Un avis partagé par Daniel Canepa, préfet de région Ile-de-France. "Certains terrains, identifiés (…) comme pouvant être disponibles au profit de la production de logements ne sont pas, en l'état, transformables, pour de multiples raisons, notamment juridiques", a-t-il pointé. Ainsi la question de l'évaluation du coût du terrain peut être un frein à la libération de foncier. "Pour fixer le prix, France Domaine demande à la collectivité à qui on va céder le terrain quel programme va être réalisé, a expliqué le préfet. Or le prix peut être déterminant dans le choix du programme". Il préconise donc que "l'État ou ses établissements publics mettent à disposition leurs terrains en bail emphytéotique, plutôt que gratuitement", tel que l'avait proposé François Hollande lors de la campagne présidentielle. "Cela permet de ne pas appauvrir une collectivité plutôt qu'une autre, et surtout, cela offre la possibilité [à l'État] d'avoir un droit de regard sur les opérations, ce qui est important pour éviter les déséquilibres". L'objectif, "au travers de cet avantage immédiat, est de réinventer ou d'accentuer la fluidité des parcours en matière de logement", qu'il soit social, intermédiaire, privé, locatif ou non, a souligné le préfet. Pour Daniel Canepa, "le bail emphytéotique permet de garder la main" et pourrait d'ailleur s'appliquer aussi bien aux terrains de l'Etat qu'à ceux des collectivités et des EPF.
Cette question des baux emphytéotiques sur terrains publics est jugée "primordiale" par Emmanuelle Cosse car il va falloir "produire des logements avec des loyers plus bas que ceux du marché, mais pas uniquement des logements sociaux. Les loyers de sortie de ces derniers devront d'ailleurs être vraiment intéressants car on est aujourd'hui le plus souvent au plafond et on aide ainsi à la construction de logements chers". Selon elle, le cœur du problème est bien le manque de logements pour les personnes à faibles revenus et pour celles à revenus intermédiaires.
"Aujourd'hui, le marché ne fonctionne pas car il n'y a pas assez de terrains disponibles, il faut en libérer, mais sous contrôle, sinon il n'y aura pas l'effet escompté", a insisté Daniel Canepa.
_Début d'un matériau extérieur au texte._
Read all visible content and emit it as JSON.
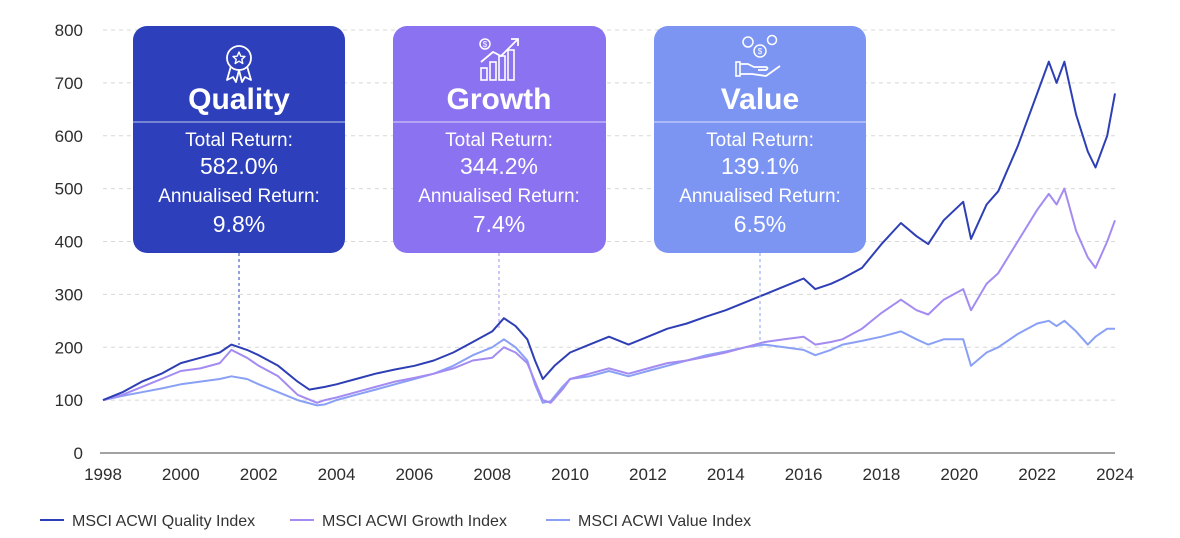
{
  "chart_data": {
    "type": "line",
    "xlim": [
      1998,
      2024
    ],
    "ylim": [
      0,
      800
    ],
    "xticks": [
      "1998",
      "2000",
      "2002",
      "2004",
      "2006",
      "2008",
      "2010",
      "2012",
      "2014",
      "2016",
      "2018",
      "2020",
      "2022",
      "2024"
    ],
    "yticks": [
      "0",
      "100",
      "200",
      "300",
      "400",
      "500",
      "600",
      "700",
      "800"
    ],
    "grid": "horizontal dashed",
    "legend": "bottom-left",
    "series": [
      {
        "name": "MSCI ACWI Quality Index",
        "color": "#2e3fb5",
        "points": [
          [
            1998,
            100
          ],
          [
            1998.5,
            115
          ],
          [
            1999,
            135
          ],
          [
            1999.5,
            150
          ],
          [
            2000,
            170
          ],
          [
            2000.5,
            180
          ],
          [
            2001,
            190
          ],
          [
            2001.3,
            205
          ],
          [
            2001.7,
            195
          ],
          [
            2002,
            185
          ],
          [
            2002.5,
            165
          ],
          [
            2003,
            135
          ],
          [
            2003.3,
            120
          ],
          [
            2003.7,
            125
          ],
          [
            2004,
            130
          ],
          [
            2004.5,
            140
          ],
          [
            2005,
            150
          ],
          [
            2005.5,
            158
          ],
          [
            2006,
            165
          ],
          [
            2006.5,
            175
          ],
          [
            2007,
            190
          ],
          [
            2007.5,
            210
          ],
          [
            2008,
            230
          ],
          [
            2008.3,
            255
          ],
          [
            2008.6,
            240
          ],
          [
            2008.9,
            215
          ],
          [
            2009.1,
            175
          ],
          [
            2009.3,
            140
          ],
          [
            2009.6,
            165
          ],
          [
            2010,
            190
          ],
          [
            2010.5,
            205
          ],
          [
            2011,
            220
          ],
          [
            2011.5,
            205
          ],
          [
            2012,
            220
          ],
          [
            2012.5,
            235
          ],
          [
            2013,
            245
          ],
          [
            2013.5,
            258
          ],
          [
            2014,
            270
          ],
          [
            2014.5,
            285
          ],
          [
            2015,
            300
          ],
          [
            2015.5,
            315
          ],
          [
            2016,
            330
          ],
          [
            2016.3,
            310
          ],
          [
            2016.7,
            320
          ],
          [
            2017,
            330
          ],
          [
            2017.5,
            350
          ],
          [
            2018,
            395
          ],
          [
            2018.5,
            435
          ],
          [
            2018.9,
            410
          ],
          [
            2019.2,
            395
          ],
          [
            2019.6,
            440
          ],
          [
            2020.1,
            475
          ],
          [
            2020.3,
            405
          ],
          [
            2020.7,
            470
          ],
          [
            2021,
            495
          ],
          [
            2021.5,
            580
          ],
          [
            2022,
            680
          ],
          [
            2022.3,
            740
          ],
          [
            2022.5,
            700
          ],
          [
            2022.7,
            740
          ],
          [
            2023,
            640
          ],
          [
            2023.3,
            570
          ],
          [
            2023.5,
            540
          ],
          [
            2023.8,
            600
          ],
          [
            2024,
            680
          ]
        ]
      },
      {
        "name": "MSCI ACWI Growth Index",
        "color": "#a48bf2",
        "points": [
          [
            1998,
            100
          ],
          [
            1998.5,
            110
          ],
          [
            1999,
            125
          ],
          [
            1999.5,
            140
          ],
          [
            2000,
            155
          ],
          [
            2000.5,
            160
          ],
          [
            2001,
            170
          ],
          [
            2001.3,
            195
          ],
          [
            2001.7,
            180
          ],
          [
            2002,
            165
          ],
          [
            2002.5,
            145
          ],
          [
            2003,
            110
          ],
          [
            2003.5,
            95
          ],
          [
            2003.7,
            100
          ],
          [
            2004,
            105
          ],
          [
            2004.5,
            115
          ],
          [
            2005,
            125
          ],
          [
            2005.5,
            135
          ],
          [
            2006,
            142
          ],
          [
            2006.5,
            150
          ],
          [
            2007,
            160
          ],
          [
            2007.5,
            175
          ],
          [
            2008,
            180
          ],
          [
            2008.3,
            200
          ],
          [
            2008.6,
            190
          ],
          [
            2008.9,
            170
          ],
          [
            2009.1,
            135
          ],
          [
            2009.3,
            100
          ],
          [
            2009.5,
            95
          ],
          [
            2009.8,
            120
          ],
          [
            2010,
            140
          ],
          [
            2010.5,
            150
          ],
          [
            2011,
            160
          ],
          [
            2011.5,
            150
          ],
          [
            2012,
            160
          ],
          [
            2012.5,
            170
          ],
          [
            2013,
            175
          ],
          [
            2013.5,
            182
          ],
          [
            2014,
            190
          ],
          [
            2014.5,
            200
          ],
          [
            2015,
            210
          ],
          [
            2015.5,
            215
          ],
          [
            2016,
            220
          ],
          [
            2016.3,
            205
          ],
          [
            2016.7,
            210
          ],
          [
            2017,
            215
          ],
          [
            2017.5,
            235
          ],
          [
            2018,
            265
          ],
          [
            2018.5,
            290
          ],
          [
            2018.9,
            270
          ],
          [
            2019.2,
            262
          ],
          [
            2019.6,
            290
          ],
          [
            2020.1,
            310
          ],
          [
            2020.3,
            270
          ],
          [
            2020.7,
            320
          ],
          [
            2021,
            340
          ],
          [
            2021.5,
            400
          ],
          [
            2022,
            460
          ],
          [
            2022.3,
            490
          ],
          [
            2022.5,
            470
          ],
          [
            2022.7,
            500
          ],
          [
            2023,
            420
          ],
          [
            2023.3,
            370
          ],
          [
            2023.5,
            350
          ],
          [
            2023.8,
            400
          ],
          [
            2024,
            440
          ]
        ]
      },
      {
        "name": "MSCI ACWI Value Index",
        "color": "#8aa0f5",
        "points": [
          [
            1998,
            100
          ],
          [
            1998.5,
            108
          ],
          [
            1999,
            115
          ],
          [
            1999.5,
            122
          ],
          [
            2000,
            130
          ],
          [
            2000.5,
            135
          ],
          [
            2001,
            140
          ],
          [
            2001.3,
            145
          ],
          [
            2001.7,
            140
          ],
          [
            2002,
            130
          ],
          [
            2002.5,
            115
          ],
          [
            2003,
            100
          ],
          [
            2003.5,
            90
          ],
          [
            2003.7,
            92
          ],
          [
            2004,
            100
          ],
          [
            2004.5,
            110
          ],
          [
            2005,
            120
          ],
          [
            2005.5,
            130
          ],
          [
            2006,
            140
          ],
          [
            2006.5,
            150
          ],
          [
            2007,
            165
          ],
          [
            2007.5,
            185
          ],
          [
            2008,
            200
          ],
          [
            2008.3,
            215
          ],
          [
            2008.6,
            200
          ],
          [
            2008.9,
            175
          ],
          [
            2009.1,
            130
          ],
          [
            2009.3,
            95
          ],
          [
            2009.5,
            98
          ],
          [
            2009.8,
            125
          ],
          [
            2010,
            140
          ],
          [
            2010.5,
            145
          ],
          [
            2011,
            155
          ],
          [
            2011.5,
            145
          ],
          [
            2012,
            155
          ],
          [
            2012.5,
            165
          ],
          [
            2013,
            175
          ],
          [
            2013.5,
            185
          ],
          [
            2014,
            192
          ],
          [
            2014.5,
            200
          ],
          [
            2015,
            205
          ],
          [
            2015.5,
            200
          ],
          [
            2016,
            195
          ],
          [
            2016.3,
            185
          ],
          [
            2016.7,
            195
          ],
          [
            2017,
            205
          ],
          [
            2017.5,
            212
          ],
          [
            2018,
            220
          ],
          [
            2018.5,
            230
          ],
          [
            2018.9,
            215
          ],
          [
            2019.2,
            205
          ],
          [
            2019.6,
            215
          ],
          [
            2020.1,
            215
          ],
          [
            2020.3,
            165
          ],
          [
            2020.7,
            190
          ],
          [
            2021,
            200
          ],
          [
            2021.5,
            225
          ],
          [
            2022,
            245
          ],
          [
            2022.3,
            250
          ],
          [
            2022.5,
            240
          ],
          [
            2022.7,
            250
          ],
          [
            2023,
            230
          ],
          [
            2023.3,
            205
          ],
          [
            2023.5,
            220
          ],
          [
            2023.8,
            235
          ],
          [
            2024,
            235
          ]
        ]
      }
    ]
  },
  "cards": [
    {
      "title": "Quality",
      "label1": "Total Return:",
      "value1": "582.0%",
      "label2": "Annualised Return:",
      "value2": "9.8%",
      "color": "#2d3fbb",
      "icon": "award-ribbon-icon"
    },
    {
      "title": "Growth",
      "label1": "Total Return:",
      "value1": "344.2%",
      "label2": "Annualised Return:",
      "value2": "7.4%",
      "color": "#8b72f0",
      "icon": "growth-bar-chart-icon"
    },
    {
      "title": "Value",
      "label1": "Total Return:",
      "value1": "139.1%",
      "label2": "Annualised Return:",
      "value2": "6.5%",
      "color": "#7c95f3",
      "icon": "money-hand-icon"
    }
  ],
  "legend": [
    {
      "label": "MSCI ACWI Quality Index",
      "color": "#2e3fb5"
    },
    {
      "label": "MSCI ACWI Growth Index",
      "color": "#a48bf2"
    },
    {
      "label": "MSCI ACWI Value Index",
      "color": "#8aa0f5"
    }
  ]
}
Selon lui, il faudrait aussi voir comment "récupérer les gâchis de terrains comme les parkings autour des zones commerciales, les espaces délaissés pour cause d'urbanisme mal conçu, pour faire de nouvelles activités, voire des logements". "Je ne suis pas certaine que parce que qu'il y aurait plus de foncier sur la table, les prix baisseraient car la spéculation en Ile-de-France n'a pas cessé", a toutefois tempéré la vice-présidente de la région.

Anne Lenormand

La Région veut encourager les "maires bâtisseurs"

Le conseil régional d'Ile-de-France a adopté le 28 juin une réforme de sa politique contractuelle en direction des communes et des EPCI. "Avec cette réforme, nous mettons en place le pacte régional avec les maires bâtisseurs", a indiqué Marie-Pierre de la Gontrie, première vice-présidente chargée des finances et de la contractualisation. Ce dispositif permet à la région d'accompagner les collectivités franciliennes dans leurs projets d'aménagement et d'équipement, en plus des politiques sectorielles déjà existantes, en instaurant un système de bonification de la subvention pour les collectivités qui réalisent les objectifs fixés par la loi SRU en matière de logement sociaux et qui s'inscrivent dans le Sdrif. Au total, les projets portés par les communes et les intercommunalités pourront désormais être financés jusqu'à 50% par la région. Depuis 2010, la majorité régionale s'est engagée à soutenir les collectivités construisant des logements sociaux dans la réalisation des équipements nécessaires à l'accueil de nouveaux habitants (écoles, salles polyvalentes, aménagements de voiries...). Le nouveau système vise également à renforcer l'aide de la région aux communes les plus pauvres, et à valoriser les projets qui respectent les critères environnementaux, souligne le conseil régional dans un communiqué. A.L.